Find the values of :

(i) 7 sin 30° cos 60°

(ii) 3 sin² 45° + 2 cos² 60°

(iii) cos² 45° + sin² 60° + sin² 30°

(iv) cos 90° + cos² 45° sin 30° tan 45°.

(i) 7 sin 30° cos 60°

$= 7 \times \dfrac{1}{2} \times \dfrac{1}{2} \\[1em] = \dfrac{7}{4}.$

Hence, 7 sin 30° cos 60° = $\dfrac{7}{4}$.

(ii) 3 sin² 45° + 2 cos² 60°

$= 3 \times \Big(\dfrac{1}{\sqrt{2}}\Big)^2 + 2 \times \Big(\dfrac{1}{2}\Big)^2 \\[1em] = 3 \times \dfrac{1}{2} + 2 \times \dfrac{1}{4} \\[1em] = \dfrac{3}{2} + \dfrac{1}{2} \\[1em] = \dfrac{4}{2} \\[1em] = 2.$

Hence, 3 sin² 45° + 2 cos² 60° = 2.

(iii) cos² 45° + sin² 60° + sin² 30°

$= \Big(\dfrac{1}{\sqrt{2}}\Big)^2 + \Big(\dfrac{\sqrt{3}}{2}\Big)^2 + \Big(\dfrac{1}{2}\Big)^2 \\[1em] = \dfrac{1}{2} + \dfrac{3}{4} + \dfrac{1}{4} \\[1em] = \dfrac{2 + 3 + 1}{4} \\[1em] = \dfrac{6}{4} \\[1em] = \dfrac{3}{2}.$

Hence, cos² 45° + sin² 60° + sin² 30° = $\dfrac{3}{2}$.

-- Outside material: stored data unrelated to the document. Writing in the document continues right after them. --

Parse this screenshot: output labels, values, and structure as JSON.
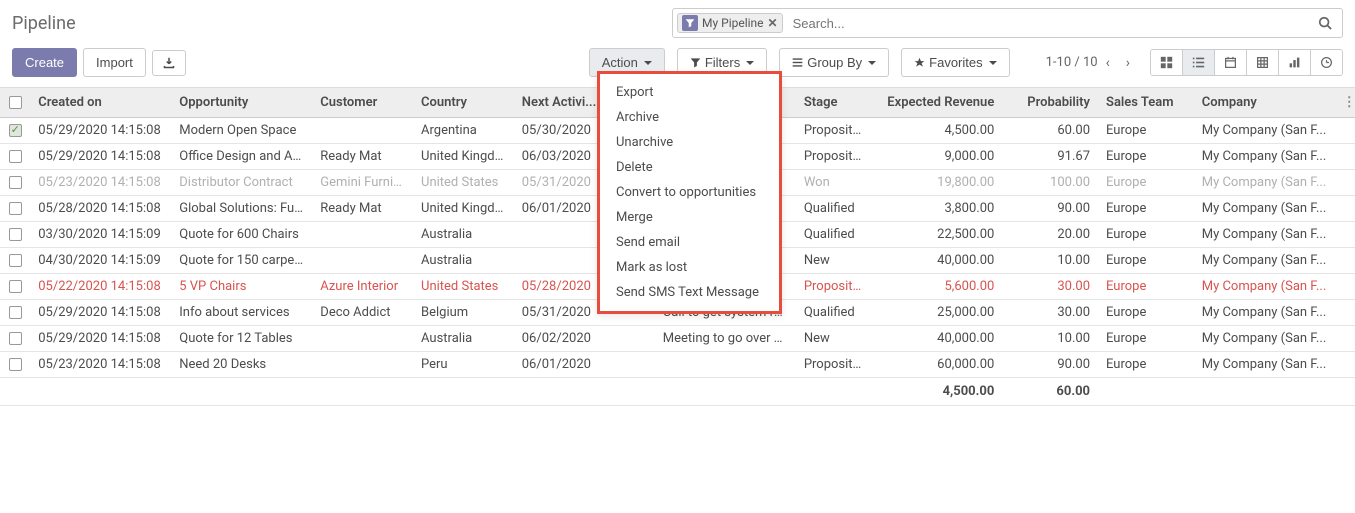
{
  "page": {
    "title": "Pipeline"
  },
  "search": {
    "chip_label": "My Pipeline",
    "placeholder": "Search..."
  },
  "toolbar": {
    "create": "Create",
    "import": "Import",
    "action": "Action",
    "filters": "Filters",
    "group_by": "Group By",
    "favorites": "Favorites",
    "pager": "1-10 / 10"
  },
  "action_menu": [
    "Export",
    "Archive",
    "Unarchive",
    "Delete",
    "Convert to opportunities",
    "Merge",
    "Send email",
    "Mark as lost",
    "Send SMS Text Message"
  ],
  "columns": {
    "created_on": "Created on",
    "opportunity": "Opportunity",
    "customer": "Customer",
    "country": "Country",
    "next_activity": "Next Activi...",
    "activity_summary": "",
    "stage": "Stage",
    "expected_revenue": "Expected Revenue",
    "probability": "Probability",
    "sales_team": "Sales Team",
    "company": "Company"
  },
  "rows": [
    {
      "checked": true,
      "style": "",
      "created_on": "05/29/2020 14:15:08",
      "opportunity": "Modern Open Space",
      "customer": "",
      "country": "Argentina",
      "next_activity": "05/30/2020",
      "activity_summary": "",
      "stage": "Proposition",
      "expected_revenue": "4,500.00",
      "probability": "60.00",
      "sales_team": "Europe",
      "company": "My Company (San F..."
    },
    {
      "checked": false,
      "style": "",
      "created_on": "05/29/2020 14:15:08",
      "opportunity": "Office Design and Ar...",
      "customer": "Ready Mat",
      "country": "United Kingdom",
      "next_activity": "06/03/2020",
      "activity_summary": "",
      "stage": "Proposition",
      "expected_revenue": "9,000.00",
      "probability": "91.67",
      "sales_team": "Europe",
      "company": "My Company (San F..."
    },
    {
      "checked": false,
      "style": "grey",
      "created_on": "05/23/2020 14:15:08",
      "opportunity": "Distributor Contract",
      "customer": "Gemini Furniture",
      "country": "United States",
      "next_activity": "05/31/2020",
      "activity_summary": "",
      "stage": "Won",
      "expected_revenue": "19,800.00",
      "probability": "100.00",
      "sales_team": "Europe",
      "company": "My Company (San F..."
    },
    {
      "checked": false,
      "style": "",
      "created_on": "05/28/2020 14:15:08",
      "opportunity": "Global Solutions: Fu...",
      "customer": "Ready Mat",
      "country": "United Kingdom",
      "next_activity": "06/01/2020",
      "activity_summary": "",
      "stage": "Qualified",
      "expected_revenue": "3,800.00",
      "probability": "90.00",
      "sales_team": "Europe",
      "company": "My Company (San F..."
    },
    {
      "checked": false,
      "style": "",
      "created_on": "03/30/2020 14:15:09",
      "opportunity": "Quote for 600 Chairs",
      "customer": "",
      "country": "Australia",
      "next_activity": "",
      "activity_summary": "",
      "stage": "Qualified",
      "expected_revenue": "22,500.00",
      "probability": "20.00",
      "sales_team": "Europe",
      "company": "My Company (San F..."
    },
    {
      "checked": false,
      "style": "",
      "created_on": "04/30/2020 14:15:09",
      "opportunity": "Quote for 150 carpets",
      "customer": "",
      "country": "Australia",
      "next_activity": "",
      "activity_summary": "",
      "stage": "New",
      "expected_revenue": "40,000.00",
      "probability": "10.00",
      "sales_team": "Europe",
      "company": "My Company (San F..."
    },
    {
      "checked": false,
      "style": "red",
      "created_on": "05/22/2020 14:15:08",
      "opportunity": "5 VP Chairs",
      "customer": "Azure Interior",
      "country": "United States",
      "next_activity": "05/28/2020",
      "activity_summary": "",
      "stage": "Proposition",
      "expected_revenue": "5,600.00",
      "probability": "30.00",
      "sales_team": "Europe",
      "company": "My Company (San F..."
    },
    {
      "checked": false,
      "style": "",
      "created_on": "05/29/2020 14:15:08",
      "opportunity": "Info about services",
      "customer": "Deco Addict",
      "country": "Belgium",
      "next_activity": "05/31/2020",
      "activity_summary": "Call to get system re...",
      "stage": "Qualified",
      "expected_revenue": "25,000.00",
      "probability": "30.00",
      "sales_team": "Europe",
      "company": "My Company (San F..."
    },
    {
      "checked": false,
      "style": "",
      "created_on": "05/29/2020 14:15:08",
      "opportunity": "Quote for 12 Tables",
      "customer": "",
      "country": "Australia",
      "next_activity": "06/02/2020",
      "activity_summary": "Meeting to go over p...",
      "stage": "New",
      "expected_revenue": "40,000.00",
      "probability": "10.00",
      "sales_team": "Europe",
      "company": "My Company (San F..."
    },
    {
      "checked": false,
      "style": "",
      "created_on": "05/23/2020 14:15:08",
      "opportunity": "Need 20 Desks",
      "customer": "",
      "country": "Peru",
      "next_activity": "06/01/2020",
      "activity_summary": "",
      "stage": "Proposition",
      "expected_revenue": "60,000.00",
      "probability": "90.00",
      "sales_team": "Europe",
      "company": "My Company (San F..."
    }
  ],
  "footer": {
    "expected_revenue": "4,500.00",
    "probability": "60.00"
  }
}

(iv) cos 90° + cos² 45° sin 30° tan 45°

$= 0 + \Big(\dfrac{1}{\sqrt{2}}\Big)^2 \times \dfrac{1}{2} \times 1 \\[1em] = 0 + \dfrac{1}{2} \times \dfrac{1}{2} \\[1em] = \dfrac{1}{4}.$

Hence, cos 90° + cos² 45° sin 30° tan 45° = $\dfrac{1}{4}$.